Coaching the virtual team

Dec 01, 2017
As the number of virtual teams grows and the amount of face-time declines, managers must take an innovative approach to trust in their teams and organisations.

Teamwork plays an increasingly vital role in organisational life. An impetus behind this development is derived from the ever-growing presence of millennials moving into positions of influence and leadership. Meanwhile, technology is disrupting old methodology fast and creating opportunities to develop new ways of working. This in turn presents new challenges for managers, mentors and coaches – many trained and developed before VUCA (volatility, uncertainty, complexity and ambiguity) times, and perhaps feeling ill-equipped to leverage their skills to good effect within the new paradigm in which they are required to work.

The virtual team

One significant arrival in the workplace is that of the virtual team, which is defined by leadership development adviser Beth Millar as being comprised of members who are not located in the same physical place but in different cities, states or even separate countries; using technology and specific skills to achieve a common goal.

This is all very exciting, but it presents challenges. There are challenges to team members themselves – how does a team based in five different locations and who predominantly use phone, tablet and screen to communicate develop what Prof. David Clutterbuck calls “situational team knowledge”, the almost intuitive interpretation of each other’s cues and intentions? And then there are challenges for their coach – be that an external or internal coach, or indeed their line manager – in helping them develop, harvest, build upon and leverage this situational knowledge for the benefit of themselves and their organisation.

Some of the most important work in this field has been carried out by American executive coach, Dr Pam Van Dyke, who concludes that a coach must understand that there is an art and a science to creating a virtual presence both during the session and in between sessions. Having understood this, the coach then needs to pay careful attention to developing both disciplines.

Commenting on Van Dyke’s work, UK coaching guru Peter Hawkins argues that elements of this art or science begin with the need for the coach to work in real time with the team when it is working together. This will involve joining teleconferences and web-based discussion, and perhaps establishing a closed web-based workroom, where the coach can meet team members in a place that feels secure enough to allow them to become vulnerable.

The essential ingredient

Vulnerability is an essential ingredient in the building of trust between team members, which is itself vitally important to the development of a healthy approach to conflict resolution. In a world where online relationships can become almost synonymous with anonymity, pretence and manipulation, one vital role of the coach is to create and hold a space that is contracted to be secure, honest, confidential and non-judgemental. A place where, as Patrick Lencioni put it, team members can share their skills and display their weaknesses without fear of reproach.
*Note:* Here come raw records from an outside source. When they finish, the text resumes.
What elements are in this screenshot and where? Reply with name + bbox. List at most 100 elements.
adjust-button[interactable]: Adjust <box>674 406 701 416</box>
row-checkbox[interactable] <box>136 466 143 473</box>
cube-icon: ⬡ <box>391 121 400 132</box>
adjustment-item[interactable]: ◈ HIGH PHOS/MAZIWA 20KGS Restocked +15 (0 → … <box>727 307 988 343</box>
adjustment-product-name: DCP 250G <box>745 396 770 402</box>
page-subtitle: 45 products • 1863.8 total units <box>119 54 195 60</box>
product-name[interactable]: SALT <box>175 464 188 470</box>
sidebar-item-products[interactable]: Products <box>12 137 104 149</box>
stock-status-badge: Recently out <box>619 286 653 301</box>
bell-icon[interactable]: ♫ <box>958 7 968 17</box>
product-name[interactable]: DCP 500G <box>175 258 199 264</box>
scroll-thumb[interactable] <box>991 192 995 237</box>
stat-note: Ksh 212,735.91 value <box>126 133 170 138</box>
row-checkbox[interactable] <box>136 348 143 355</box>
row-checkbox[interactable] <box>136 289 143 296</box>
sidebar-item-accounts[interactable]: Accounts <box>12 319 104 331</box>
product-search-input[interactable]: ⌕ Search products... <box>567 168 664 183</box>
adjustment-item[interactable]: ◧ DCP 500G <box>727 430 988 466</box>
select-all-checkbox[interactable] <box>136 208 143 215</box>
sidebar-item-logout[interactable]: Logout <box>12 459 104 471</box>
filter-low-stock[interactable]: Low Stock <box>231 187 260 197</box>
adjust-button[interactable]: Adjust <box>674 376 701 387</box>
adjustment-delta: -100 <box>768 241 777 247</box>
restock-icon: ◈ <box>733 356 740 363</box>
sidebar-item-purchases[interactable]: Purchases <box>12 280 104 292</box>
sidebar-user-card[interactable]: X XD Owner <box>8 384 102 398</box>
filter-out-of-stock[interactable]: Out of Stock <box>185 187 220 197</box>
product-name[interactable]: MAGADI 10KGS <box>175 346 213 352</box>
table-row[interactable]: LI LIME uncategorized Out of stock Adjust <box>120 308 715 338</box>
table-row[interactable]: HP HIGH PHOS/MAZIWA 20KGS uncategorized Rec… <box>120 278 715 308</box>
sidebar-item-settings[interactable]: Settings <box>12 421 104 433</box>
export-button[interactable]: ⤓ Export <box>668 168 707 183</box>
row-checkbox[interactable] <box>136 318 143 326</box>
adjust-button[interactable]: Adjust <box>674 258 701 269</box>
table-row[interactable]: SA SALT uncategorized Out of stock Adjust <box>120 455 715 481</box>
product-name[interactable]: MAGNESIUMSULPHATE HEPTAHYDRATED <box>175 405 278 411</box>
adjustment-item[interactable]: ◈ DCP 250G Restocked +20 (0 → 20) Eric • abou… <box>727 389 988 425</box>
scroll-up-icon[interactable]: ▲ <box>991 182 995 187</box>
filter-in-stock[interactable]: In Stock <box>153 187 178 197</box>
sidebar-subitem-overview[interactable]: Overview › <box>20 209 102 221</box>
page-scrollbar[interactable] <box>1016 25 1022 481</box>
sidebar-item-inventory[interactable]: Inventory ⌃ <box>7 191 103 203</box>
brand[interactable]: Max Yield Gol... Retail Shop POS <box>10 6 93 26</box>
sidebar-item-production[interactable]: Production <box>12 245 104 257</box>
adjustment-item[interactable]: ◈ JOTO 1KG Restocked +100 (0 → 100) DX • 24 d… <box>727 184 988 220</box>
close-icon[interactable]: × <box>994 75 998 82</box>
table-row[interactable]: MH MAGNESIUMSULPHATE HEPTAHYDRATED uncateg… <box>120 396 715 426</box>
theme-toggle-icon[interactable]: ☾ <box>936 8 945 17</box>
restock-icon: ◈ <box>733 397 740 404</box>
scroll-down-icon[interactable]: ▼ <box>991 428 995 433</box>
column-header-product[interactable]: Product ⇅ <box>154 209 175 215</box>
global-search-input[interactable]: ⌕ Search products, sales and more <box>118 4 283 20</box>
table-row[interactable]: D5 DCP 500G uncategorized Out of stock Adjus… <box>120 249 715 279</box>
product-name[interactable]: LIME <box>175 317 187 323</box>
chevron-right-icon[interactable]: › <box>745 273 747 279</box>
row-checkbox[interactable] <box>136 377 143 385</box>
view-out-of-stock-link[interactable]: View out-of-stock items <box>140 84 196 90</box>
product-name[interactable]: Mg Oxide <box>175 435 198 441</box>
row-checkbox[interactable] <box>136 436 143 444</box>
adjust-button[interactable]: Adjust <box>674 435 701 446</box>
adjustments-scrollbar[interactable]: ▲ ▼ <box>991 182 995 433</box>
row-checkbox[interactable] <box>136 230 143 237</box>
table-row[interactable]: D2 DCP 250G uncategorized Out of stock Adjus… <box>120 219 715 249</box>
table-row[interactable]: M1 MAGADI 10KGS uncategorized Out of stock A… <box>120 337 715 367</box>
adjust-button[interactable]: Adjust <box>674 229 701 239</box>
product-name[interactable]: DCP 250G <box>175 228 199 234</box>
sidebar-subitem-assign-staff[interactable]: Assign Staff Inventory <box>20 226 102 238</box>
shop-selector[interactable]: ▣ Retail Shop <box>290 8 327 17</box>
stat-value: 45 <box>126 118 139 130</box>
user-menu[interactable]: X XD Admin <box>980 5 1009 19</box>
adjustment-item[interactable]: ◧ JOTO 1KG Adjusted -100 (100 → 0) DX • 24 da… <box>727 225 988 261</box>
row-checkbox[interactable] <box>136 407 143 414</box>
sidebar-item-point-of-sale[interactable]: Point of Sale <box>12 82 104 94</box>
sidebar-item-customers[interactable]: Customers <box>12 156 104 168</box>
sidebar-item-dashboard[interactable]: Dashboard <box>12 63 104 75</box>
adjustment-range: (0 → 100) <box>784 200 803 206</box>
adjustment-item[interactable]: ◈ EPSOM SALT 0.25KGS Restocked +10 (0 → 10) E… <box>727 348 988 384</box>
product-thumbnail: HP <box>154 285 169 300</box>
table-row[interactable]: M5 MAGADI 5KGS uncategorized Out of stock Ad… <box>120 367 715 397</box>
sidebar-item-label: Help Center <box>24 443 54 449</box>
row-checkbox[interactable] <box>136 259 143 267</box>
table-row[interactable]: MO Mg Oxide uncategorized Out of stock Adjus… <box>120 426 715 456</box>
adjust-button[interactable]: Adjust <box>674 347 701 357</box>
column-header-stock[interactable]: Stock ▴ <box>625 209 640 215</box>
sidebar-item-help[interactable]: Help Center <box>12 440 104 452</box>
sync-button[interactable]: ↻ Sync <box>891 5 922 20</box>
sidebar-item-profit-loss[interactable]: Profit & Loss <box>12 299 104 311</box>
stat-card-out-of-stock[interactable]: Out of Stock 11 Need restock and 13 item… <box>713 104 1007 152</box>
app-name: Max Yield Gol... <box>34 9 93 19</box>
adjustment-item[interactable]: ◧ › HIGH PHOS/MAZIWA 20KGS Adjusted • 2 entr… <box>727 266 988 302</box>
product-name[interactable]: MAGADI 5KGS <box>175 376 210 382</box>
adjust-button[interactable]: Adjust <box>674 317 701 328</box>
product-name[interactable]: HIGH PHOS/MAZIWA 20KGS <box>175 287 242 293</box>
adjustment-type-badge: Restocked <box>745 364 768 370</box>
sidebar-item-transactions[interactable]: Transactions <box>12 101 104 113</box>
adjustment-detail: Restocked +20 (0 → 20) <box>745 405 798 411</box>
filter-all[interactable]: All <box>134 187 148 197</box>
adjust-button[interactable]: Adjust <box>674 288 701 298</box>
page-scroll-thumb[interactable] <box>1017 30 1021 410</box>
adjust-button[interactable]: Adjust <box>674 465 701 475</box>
Other productive areas in which a coach can work with a virtual team include two very helpful ideas from Harvard Business Review, the first of which is to help the team to build its own working rhythm. By its very nature, remote working offers individuals the opportunity to create their own working patterns and behaviours, and the very act of agreeing together to set some clear and mutually acceptable touch-points can be the first step towards a commitment to develop mutual accountability, which is a prelude to high performance. The other suggested area is for the coach to work with the team to create a virtual water cooler. The image of co-workers gathering around a water cooler is a metaphor for informal interactions that share information and reinforce social bonds. In its absence, team meetings can become task-focused at the expense of team cohesion and unity. As an initial coaching intervention with a virtual team, this change might generate some great ideas, create excellent working chemistry and set a very positive tone for the ongoing coaching project.

A new challenge

Michael Eisner, former CEO of Disney, has said that “the worst decisions I ever made were on conference calls”. However, increasing globalisation, cost of travel in terms of money, time and world resources means that we will need to find ways to build trust with less face-time than we have previously been used to. This presents a new challenge for team coaches and managers, one that will have to be addressed both quickly and effectively if the potentially positive disruptive power of technology is to be fully leveraged into strong bottom line human performances.

Ian Mitchell and Siân Lumsen are Partners at Eighty20 Focus, a boutique executive coaching firm.